Elevated basal or hCG-stimulated androstenedione-to-testosterone ratios are consistent with this enzyme defect. When LH and FSH secretion increases during puberty, virilization may occur because of conversion of androstenedione to testosterone by the other unaffected isoforms of 17β-hydroxysteroid dehydrogenase present in extratesticular tissue. Affected children raised as females have been reported to change gender assignment at puberty. Thus, male gender assignment should be made in infancy for affected children. Breast development may result from increased conversion of androstenedione to estrone.

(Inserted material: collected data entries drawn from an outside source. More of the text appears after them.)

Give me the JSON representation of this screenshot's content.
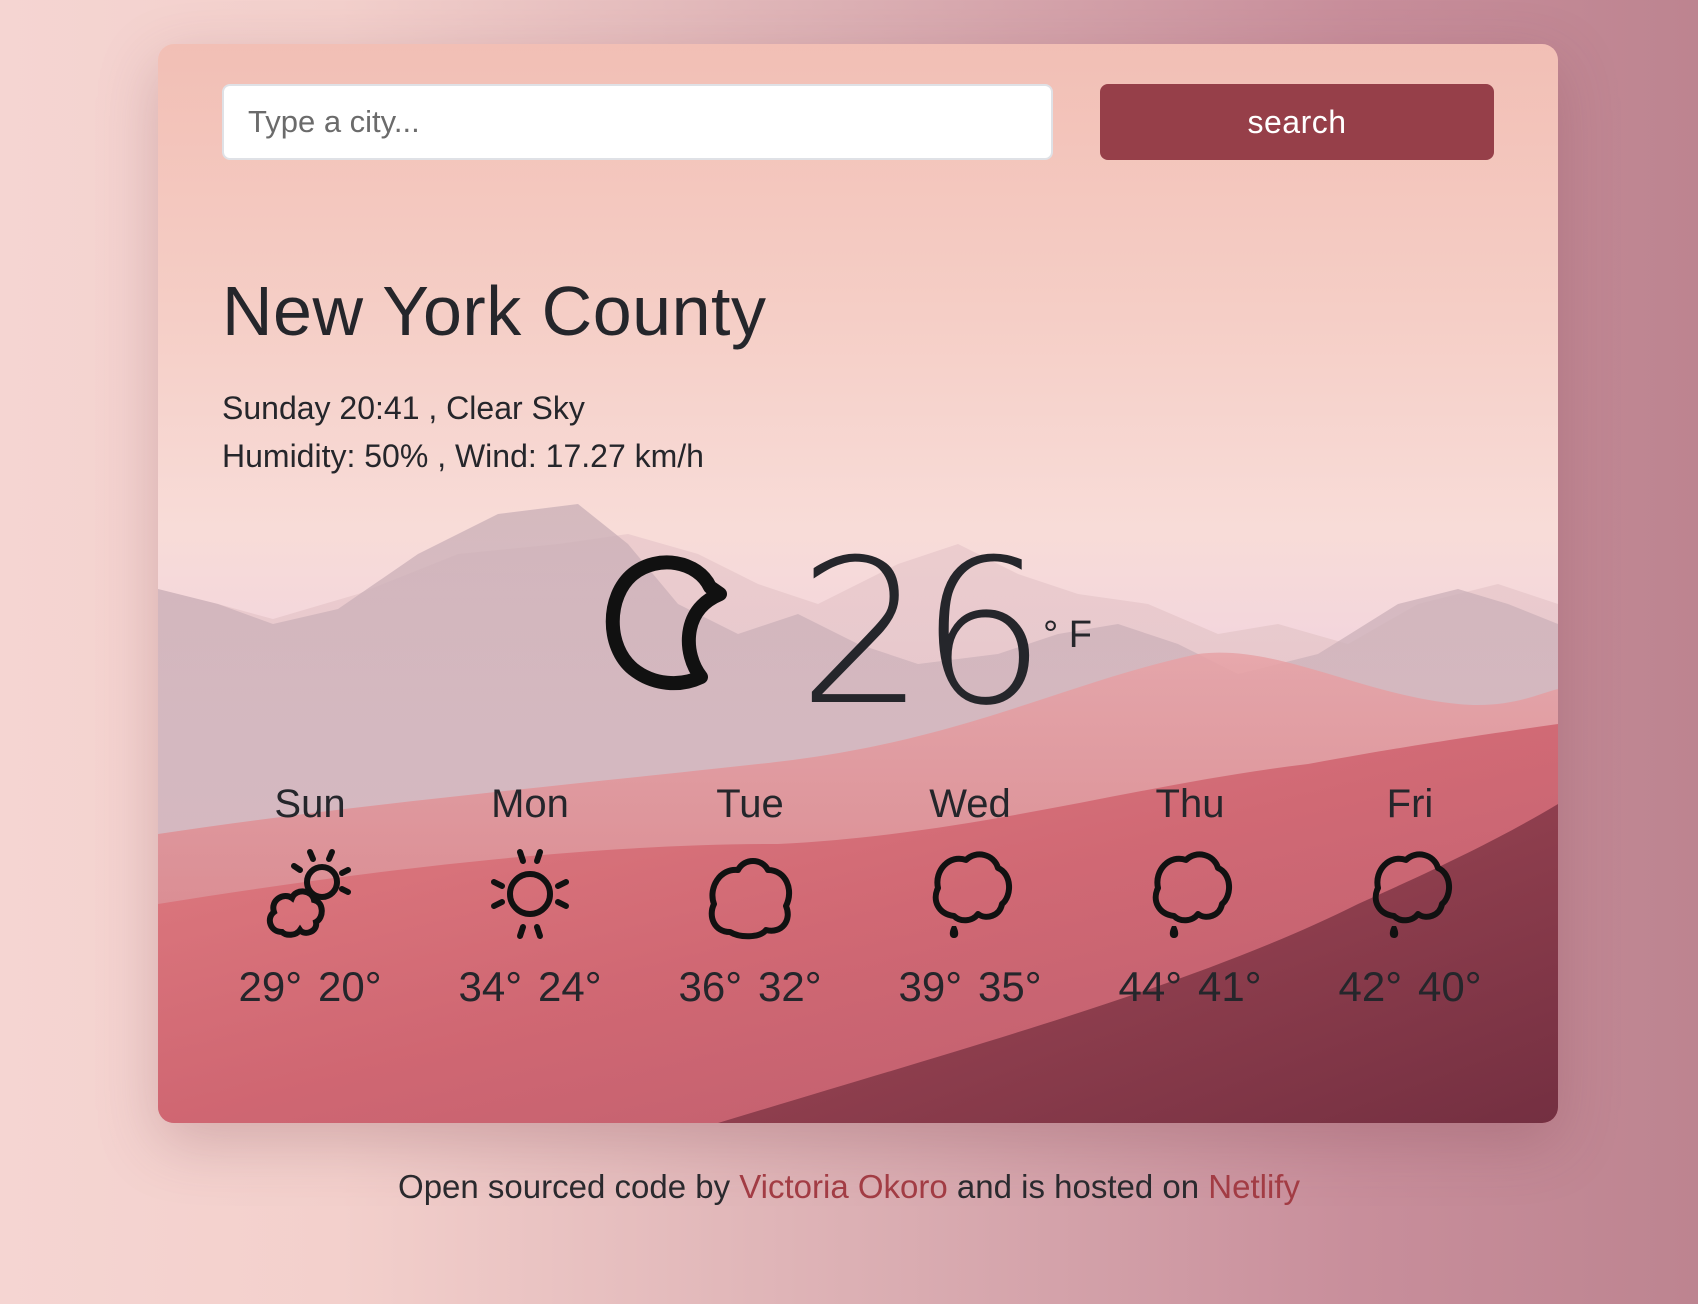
{
  "search": {
    "placeholder": "Type a city...",
    "value": "",
    "button_label": "search"
  },
  "current": {
    "city": "New York County",
    "datetime_condition": "Sunday 20:41 , Clear Sky",
    "humidity_wind": "Humidity: 50% , Wind: 17.27 km/h",
    "temperature": "26",
    "unit": "° F",
    "icon": "clear-night-moon-icon"
  },
  "forecast": [
    {
      "day": "Sun",
      "high": "29°",
      "low": "20°",
      "icon": "partly-cloudy-icon"
    },
    {
      "day": "Mon",
      "high": "34°",
      "low": "24°",
      "icon": "sun-icon"
    },
    {
      "day": "Tue",
      "high": "36°",
      "low": "32°",
      "icon": "cloud-icon"
    },
    {
      "day": "Wed",
      "high": "39°",
      "low": "35°",
      "icon": "rain-cloud-icon"
    },
    {
      "day": "Thu",
      "high": "44°",
      "low": "41°",
      "icon": "rain-cloud-icon"
    },
    {
      "day": "Fri",
      "high": "42°",
      "low": "40°",
      "icon": "rain-cloud-icon"
    }
  ],
  "footer": {
    "prefix": "Open sourced code by ",
    "author": "Victoria Okoro",
    "middle": " and is hosted on ",
    "host": "Netlify"
  },
  "colors": {
    "accent": "#963f49",
    "link": "#a23c44",
    "text": "#25262b"
  }
}
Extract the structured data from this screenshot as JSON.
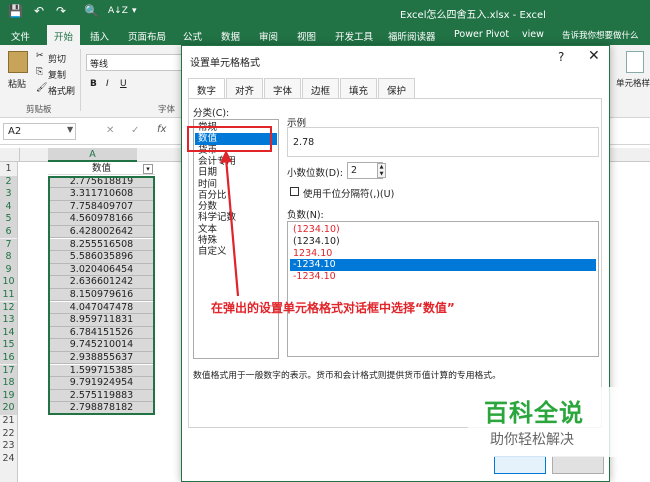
{
  "app": {
    "title": "Excel怎么四舍五入.xlsx - Excel",
    "quick_access": [
      "💾",
      "↶",
      "↷",
      "🔍",
      "A↓Z",
      "▾"
    ]
  },
  "ribbon_tabs": [
    "文件",
    "开始",
    "插入",
    "页面布局",
    "公式",
    "数据",
    "审阅",
    "视图",
    "开发工具",
    "福昕阅读器",
    "Power Pivot",
    "view",
    "告诉我你想要做什么"
  ],
  "ribbon": {
    "paste": "粘贴",
    "cut": "剪切",
    "copy": "复制",
    "format_painter": "格式刷",
    "clipboard": "剪贴板",
    "font_name": "等线",
    "font_group": "字体",
    "bold": "B",
    "italic": "I",
    "underline": "U",
    "cell_style": "单元格样"
  },
  "formula_bar": {
    "name_box": "A2",
    "fx": "fx"
  },
  "sheet": {
    "column_header": "A",
    "header_cell": "数值",
    "rows": [
      "1",
      "2",
      "3",
      "4",
      "5",
      "6",
      "7",
      "8",
      "9",
      "10",
      "11",
      "12",
      "13",
      "14",
      "15",
      "16",
      "17",
      "18",
      "19",
      "20",
      "21",
      "22",
      "23",
      "24"
    ],
    "values": [
      "2.775618819",
      "3.311710608",
      "7.758409707",
      "4.560978166",
      "6.428002642",
      "8.255516508",
      "5.586035896",
      "3.020406454",
      "2.636601242",
      "8.150979616",
      "4.047047478",
      "8.959711831",
      "6.784151526",
      "9.745210014",
      "2.938855637",
      "1.599715385",
      "9.791924954",
      "2.575119883",
      "2.798878182"
    ]
  },
  "dialog": {
    "title": "设置单元格格式",
    "help": "?",
    "close": "✕",
    "tabs": [
      "数字",
      "对齐",
      "字体",
      "边框",
      "填充",
      "保护"
    ],
    "category_label": "分类(C):",
    "categories": [
      "常规",
      "数值",
      "货币",
      "会计专用",
      "日期",
      "时间",
      "百分比",
      "分数",
      "科学记数",
      "文本",
      "特殊",
      "自定义"
    ],
    "selected_category": 1,
    "sample_label": "示例",
    "sample_value": "2.78",
    "decimal_label": "小数位数(D):",
    "decimal_value": "2",
    "thousands_label": "使用千位分隔符(,)(U)",
    "negative_label": "负数(N):",
    "negatives": [
      {
        "text": "(1234.10)",
        "color": "#e0242a"
      },
      {
        "text": "(1234.10)",
        "color": "#222222"
      },
      {
        "text": "1234.10",
        "color": "#e0242a"
      },
      {
        "text": "-1234.10",
        "color": "#ffffff"
      },
      {
        "text": "-1234.10",
        "color": "#e0242a"
      }
    ],
    "selected_negative": 3,
    "description": "数值格式用于一般数字的表示。货币和会计格式则提供货币值计算的专用格式。"
  },
  "annotation": "在弹出的设置单元格格式对话框中选择“数值”",
  "watermark": {
    "line1": "百科全说",
    "line2": "助你轻松解决"
  },
  "colors": {
    "excel_green": "#217346",
    "selection_blue": "#0078d7",
    "annotation_red": "#e0242a"
  }
}
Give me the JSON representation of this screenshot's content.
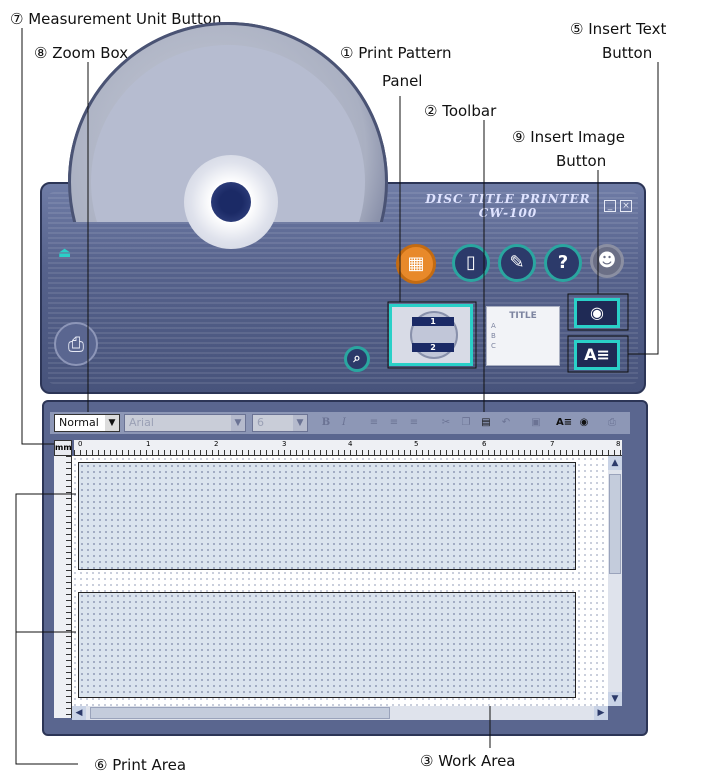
{
  "callouts": {
    "measurement_unit_button": "⑦ Measurement Unit Button",
    "zoom_box": "⑧ Zoom Box",
    "print_pattern_panel_line1": "① Print Pattern",
    "print_pattern_panel_line2": "Panel",
    "toolbar": "② Toolbar",
    "insert_image_button_line1": "⑨ Insert Image",
    "insert_image_button_line2": "Button",
    "insert_text_button_line1": "⑤ Insert Text",
    "insert_text_button_line2": "Button",
    "print_area": "⑥ Print Area",
    "work_area": "③ Work Area"
  },
  "app": {
    "brand_line1": "DISC TITLE PRINTER",
    "brand_line2": "CW-100"
  },
  "print_pattern": {
    "label_1": "1",
    "label_2": "2"
  },
  "title_card": {
    "title": "TITLE",
    "rows": [
      "A",
      "B",
      "C"
    ]
  },
  "toolbar": {
    "zoom_value": "Normal",
    "font_value": "Arial",
    "size_value": "6",
    "bold": "B",
    "italic": "I"
  },
  "unit_button": "mm",
  "ruler": {
    "ticks": [
      "0",
      "1",
      "2",
      "3",
      "4",
      "5",
      "6",
      "7",
      "8"
    ]
  }
}
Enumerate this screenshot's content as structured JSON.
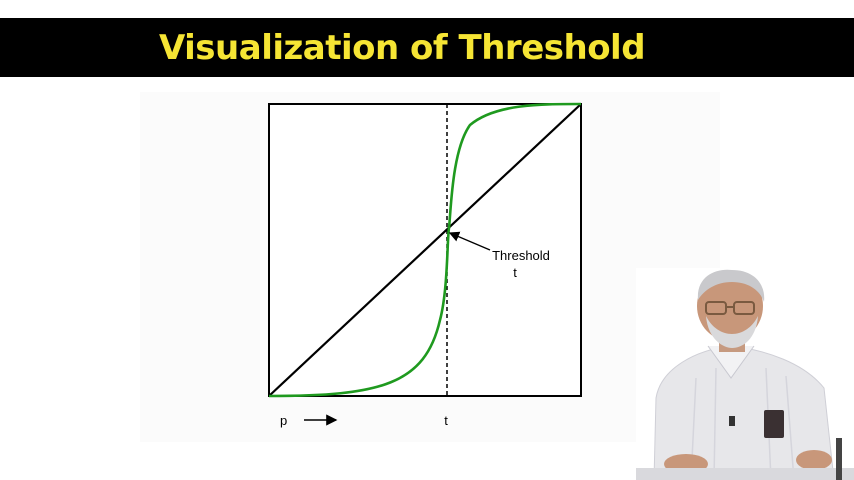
{
  "slide": {
    "title": "Visualization of Threshold"
  },
  "diagram": {
    "threshold_label_line1": "Threshold",
    "threshold_label_line2": "t",
    "x_axis_label": "p",
    "x_axis_t_label": "t"
  },
  "colors": {
    "title_bar": "#000000",
    "title_text": "#f6e534",
    "s_curve": "#1f9a1f",
    "diagonal": "#000000"
  }
}
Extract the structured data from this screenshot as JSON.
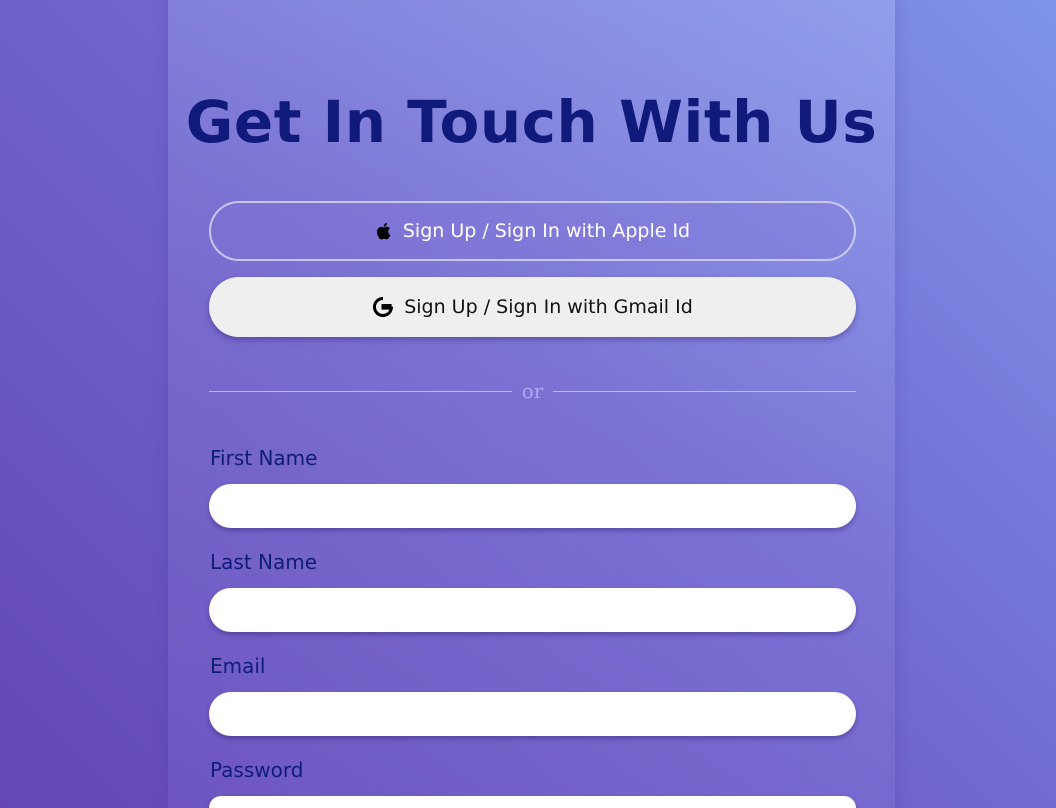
{
  "page": {
    "title": "Get In Touch With Us"
  },
  "auth": {
    "apple_label": "Sign Up / Sign In with Apple Id",
    "apple_icon": "apple-icon",
    "gmail_label": "Sign Up / Sign In with Gmail Id",
    "gmail_icon": "google-icon"
  },
  "divider": {
    "text": "or"
  },
  "form": {
    "fields": [
      {
        "label": "First Name",
        "value": "",
        "placeholder": ""
      },
      {
        "label": "Last Name",
        "value": "",
        "placeholder": ""
      },
      {
        "label": "Email",
        "value": "",
        "placeholder": ""
      },
      {
        "label": "Password",
        "value": "",
        "placeholder": ""
      }
    ]
  },
  "colors": {
    "title": "#101a7a",
    "label": "#0f1d78",
    "divider_text": "#b9a2f2",
    "gmail_button_bg": "#efefef"
  }
}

The 5α-reductase type 2 (SRD5A2) gene is expressed in androgen target tissues such as the prostate and the primordial external genital tissue. This enzyme converts testosterone to DHT (see Figure 6-7), the hormone responsible for virilization of the external genitalia. The external genitalia of affected males are characterized by a small phallus, a urogenital sinus with perineal hypospadias, and a blind vaginal pouch. Internally, male (wolffian) structures are partially differentiated and female (müllerian) ducts are absent. Serum testosterone levels may be elevated, whereas DHT levels are typically low. Elevated basal or hCG-stimulated testosterone-to-DHT ratios (< 10 in normal and > 20 in affected) or diagnostic urinary Δ4/Δ5 steroid profiles are consistent with the diagnosis of 5α-reductase deficiency. In patients whose testicles are left intact, significant virilization often begins during puberty with development of penile growth, male physique, and voice change. In general, male ducts are inadequately developed to deliver mature sperm. Although this autosomal recessive condition is rare, there are clusters of affected individuals in the Dominican Republic, Papua New Guinea, Turkey, and the Middle East.12
Congenital lipoid adrenal hyperplasia (Box 6-2) is an autosomal recessive disorder caused by loss-of-function mutations in the steroidogenic acute regulatory protein (StAR) gene. The StAR protein functions to move cholesterol from the outer to inner mitochondrial membrane,13 which, if absent or deficient, results in impaired conversion of cholesterol to pregnenolone, the first step in steroid synthesis.
Box 6-2. Congenital Lipoid Adrenal Hyperplasia
Consequence of a “two-hit mechanism”
Autosomal recessive disorder due to inactivating mutations in the steroidogenic acute regulatory protein (StAR) gene. The consequence is impaired transport of cholesterol into mitochondria leading to loss of ability to synthesize glucocorticoids, mineralocorticoids, and sex steroids.
Associated with accumulation of cholesterol esters and other cholesterol metabolites that alter cell cytostructure, leading to cell destruction.